NERDE O HAKİMLER DEME
Fatih Sultan Muhammedin, o güzel komutanın, güzel askerleriyle fethettiği İstanbul üzerine yazılan çok değerli kitaplar olduğu gibi halk dilinde ve İnternette dolaşan İstanbul efsaneleri vardır.
Onlardan biri de Fatih, İstanbulu fethedince genel af ilan eder ve Kostantıniyye hapishaneleri boşalır.
Ancak Bizans kralına Adil olunuz diye nasihatte bulundukları için yıllardır hapishanede yatan iki papaz, hapishaneden çıkmayı kabul etmezler.
Durum Fatihe bildirilir.
Fatih, o iki papazla görüştüğünde Dışarı çıkınız, ülkemi geziniz. Adaletsizlik görürseniz hapishanedeki yerinize tekrar dönebilirsiniz deyince kabul etmişler ve dışarı çıkınca doğru Bursaya gitmişler.
Ülkenin adaletle yönetilip yönetilmediğinin aynası mahkemeler olduğundan Bursa Adalet sarayına gidip duruşmaları izlemişler.
Müslüman bir adam, Yahudiden bir at satın almış.
Atı akşam eve getirdiğinde atın hasta olduğunu anlamış.
Atı alıp hakime giderek sahibine iade etmesini ve parasını geri alıvermesini isteyecek.
Ancak o gün hakim, mahkemeye gelmemiş.
Akşam olunca da at ölmüş.
Sabahleyin mahkemeye varıp durumu hakime bildirince hakim, atın değerini sormuş.
Müslüman at için ödediği parayı söyleyince hakim, cebinden o parayı çıkarıp alıcıya ödemiş ve Eğer ben, dün görevimin başında olsaydım, bu atı sahibine iade eder parasını sana alıverirdim.
Şimd ölü atı sahibine veremem. Kabahat bende der.
Bu adalet karşısında şaşkına dönen papazlar, Bursadan İznike geçerler.
İznik adliyesinde de iki Müslümanın davasını dinlerler.
Satın aldığı tarlada bir küp altın çıkınca altınları bulan Müslüman, tarlayı satana bir küp altınla gider ve Ben, tarlayı satın aldım. Bu altınların burada olduğunu bilseydin bu paraya bana satmazdın. Bu altınlar senin der.
Tarlayı satan adam da hayır, bu altınlar senin. Ben sana bu tarlayı satarken altıyla üstüyle, taşıyla toprağıyla sattım. Ben bu altınları alamam ve çocuklarıma haram parayı yediremem der ve hakimin yolunu tutarlar.
Hakim, ikisini de dinledikten sonra Senin kızınla bunun oğlu nişanlı değil mi?
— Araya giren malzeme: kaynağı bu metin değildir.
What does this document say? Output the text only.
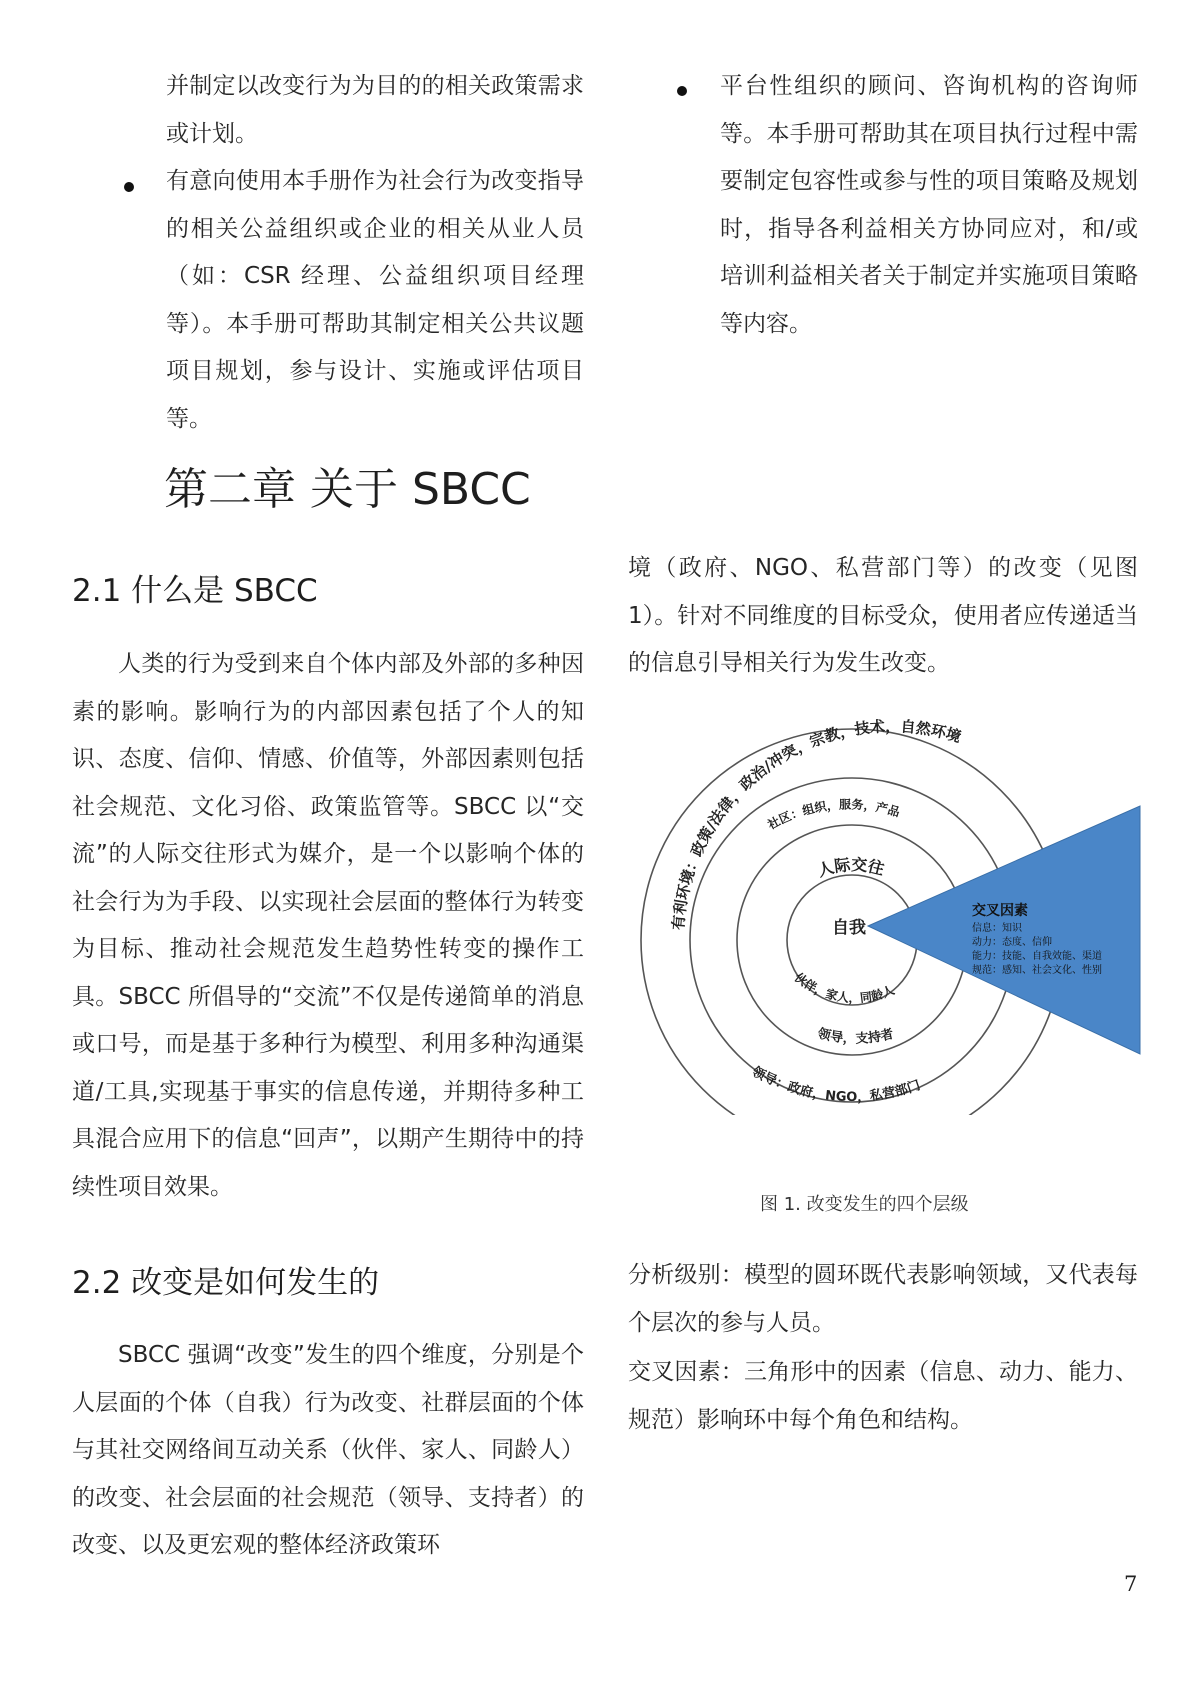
并制定以改变行为为目的的相关政策需求或计划。

有意向使用本手册作为社会行为改变指导的相关公益组织或企业的相关从业人员（如：CSR 经理、公益组织项目经理等）。本手册可帮助其制定相关公共议题项目规划，参与设计、实施或评估项目等。

平台性组织的顾问、咨询机构的咨询师等。本手册可帮助其在项目执行过程中需要制定包容性或参与性的项目策略及规划时，指导各利益相关方协同应对，和/或培训利益相关者关于制定并实施项目策略等内容。

第二章 关于 SBCC
2.1 什么是 SBCC

人类的行为受到来自个体内部及外部的多种因素的影响。影响行为的内部因素包括了个人的知识、态度、信仰、情感、价值等，外部因素则包括社会规范、文化习俗、政策监管等。SBCC 以“交流”的人际交往形式为媒介，是一个以影响个体的社会行为为手段、以实现社会层面的整体行为转变为目标、推动社会规范发生趋势性转变的操作工具。SBCC 所倡导的“交流”不仅是传递简单的消息或口号，而是基于多种行为模型、利用多种沟通渠道/工具,实现基于事实的信息传递，并期待多种工具混合应用下的信息“回声”，以期产生期待中的持续性项目效果。

2.2 改变是如何发生的

SBCC 强调“改变”发生的四个维度，分别是个人层面的个体（自我）行为改变、社群层面的个体与其社交网络间互动关系（伙伴、家人、同龄人）的改变、社会层面的社会规范（领导、支持者）的改变、以及更宏观的整体经济政策环

境（政府、NGO、私营部门等）的改变（见图 1）。针对不同维度的目标受众，使用者应传递适当的信息引导相关行为发生改变。

有利环境：政策/法律，政治/冲突，宗教，技术，自然环境
社区：组织，服务，产品
人际交往
自我
伙伴，家人，同龄人
领导，支持者
领导：政府，NGO，私营部门
交叉因素
信息：知识
动力：态度、信仰
能力：技能、自我效能、渠道
规范：感知、社会文化、性别
图 1. 改变发生的四个层级

分析级别：模型的圆环既代表影响领域，又代表每个层次的参与人员。

交叉因素：三角形中的因素（信息、动力、能力、规范）影响环中每个角色和结构。

7
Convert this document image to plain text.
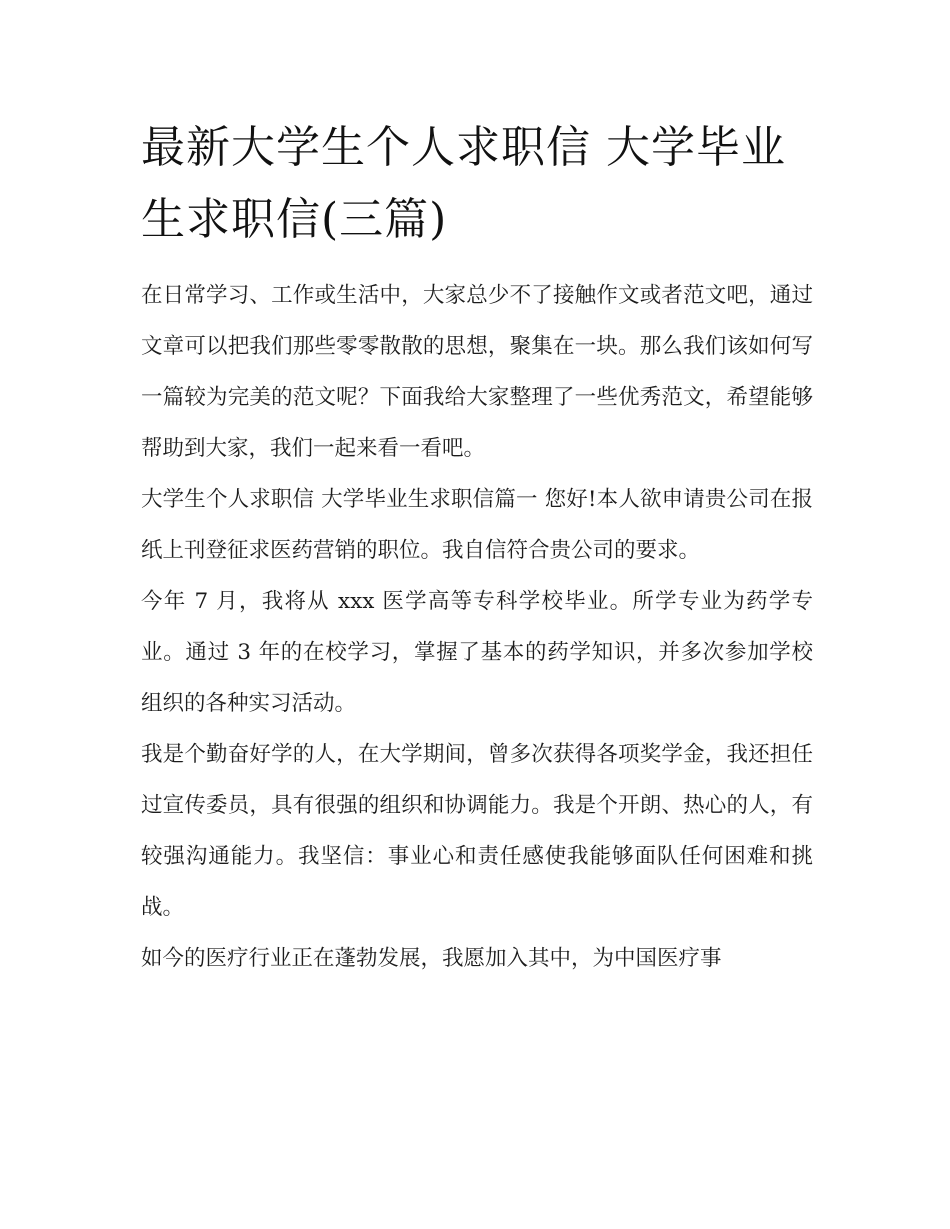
最新大学生个人求职信 大学毕业生求职信(三篇)

在日常学习、工作或生活中，大家总少不了接触作文或者范文吧，通过文章可以把我们那些零零散散的思想，聚集在一块。那么我们该如何写一篇较为完美的范文呢？下面我给大家整理了一些优秀范文，希望能够帮助到大家，我们一起来看一看吧。

大学生个人求职信 大学毕业生求职信篇一 您好!本人欲申请贵公司在报纸上刊登征求医药营销的职位。我自信符合贵公司的要求。

今年 7 月，我将从 xxx 医学高等专科学校毕业。所学专业为药学专业。通过 3 年的在校学习，掌握了基本的药学知识，并多次参加学校组织的各种实习活动。

我是个勤奋好学的人，在大学期间，曾多次获得各项奖学金，我还担任过宣传委员，具有很强的组织和协调能力。我是个开朗、热心的人，有较强沟通能力。我坚信：事业心和责任感使我能够面队任何困难和挑战。

如今的医疗行业正在蓬勃发展，我愿加入其中，为中国医疗事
Ben, bu altınları devletin hakkını aldıktan sonra bu yeni ev kuracaklara veriyorum der.
İki papaz İstanbula dönerler, Fatihin huzuruna çıkarlar ve hapishaneye dönmeyeceklerini, insanlara ve hakimlere bu kadar adil olmayı öğreten İslam dinine gireceklerini bildirirler ve Kelime-i şehadet getirerek Müslüman olurlar.
Kadife kadar yumuşak, Şeker pınarı kadar tatlı sesiyle Müziğin duayenlerinden olan Ömer Zülfü Livaneli beyefendi, Sayın Dinç Bilginin Sabah Gazetesinde yazarken bana Babam, hakimdi. Cebinde kendi parasıyla aldığı kalemi vardı. Mahkemede kendine ait bir şeyler yazacağında devletin kalemini bırakır, kendi kalemini çıkarır ve onunla yazardı demişti.
Ben de ona Hazreti Ömerin mum yakmasını hatırlatıp baban, hazreti Ömeri taklit ediyor ve senin de adını Ömer koymuş demiştim.
Şimdi ben, yazımı Nerde o hakimler diye yazıp bitireceğim ama hakimler de Nerde o hazreti Ömerin halkı? diye soruverseler cevapsız kalacağımdan vazgeçtim.